When Priyanka decided to participate in the Miss India contest she was apprehensive of her father's reaction. "We come from a very conservative family. All this glamour and showbiz was very new to my dad. It was my mom who told him about my plans… I wasn't willing to talk to him about it. Initially, he wasn't convinced. But my mom and I reasoned that it was just a holiday in Mumbai and that I didn't stand a chance in hell of winning. Who knew?! I had never modeled before. I had my portfolio done for the first time for the pageant. I thought myself as a very ugly child. I saw myself as an ugly duckling who's one day turn into a swan. Before the pageant, I used to cry to my mom about how ugly I was. Even now, it takes 90 minutes of hair clothes and makeup to make me look decent."

She recalled, "After I won Miss India my mom and I moved to Mumbai. Dad joined us later. And so did my brother. Dad has always been super-encouraging. We bought a house and started a clinic for mom and dad.

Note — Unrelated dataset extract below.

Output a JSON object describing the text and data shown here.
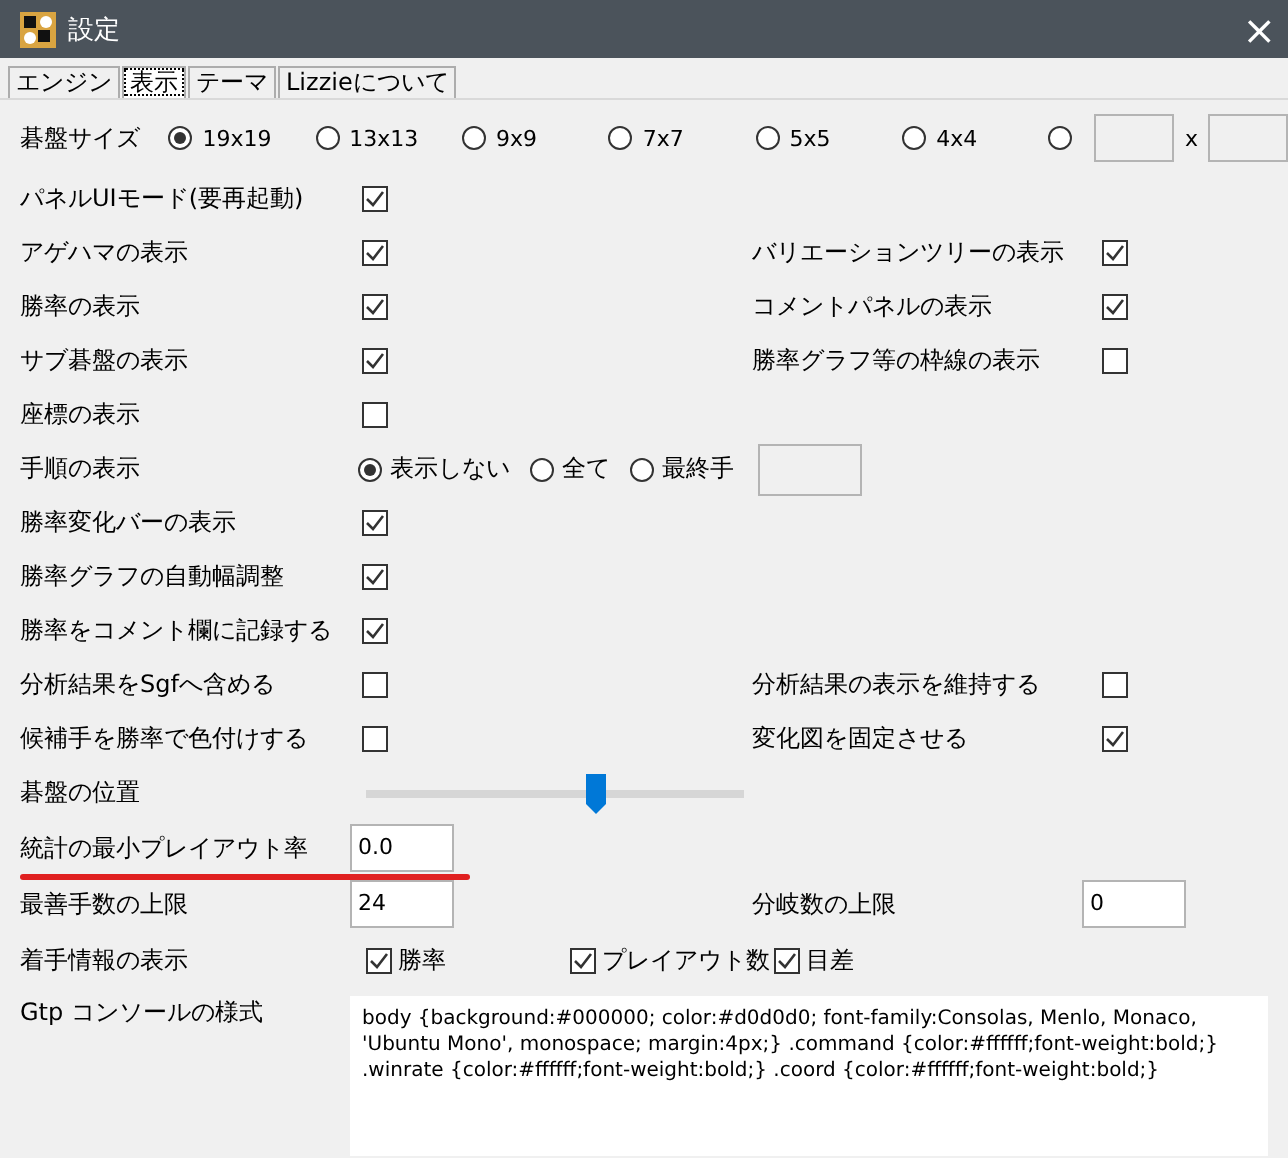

They became practicing doctors again. He later joined Leelavati as managing director." The aura of happiness faded away. "His illness was a big blow. My dad always told me to keep working normally. I'd never let him down by letting the strain show. Now that he's healing I feel grateful…. grateful that this trauma happened at a time when I could afford his treatment. I'm so relieved I could afford the best treatment. If it had happened two years ago I wouldn't have been able to do anything. I've always believed daughters care as much as sons, if not more. And even when they get married they continue to care a lot more for their parents. My mom has several sisters and my naani stays with all of them."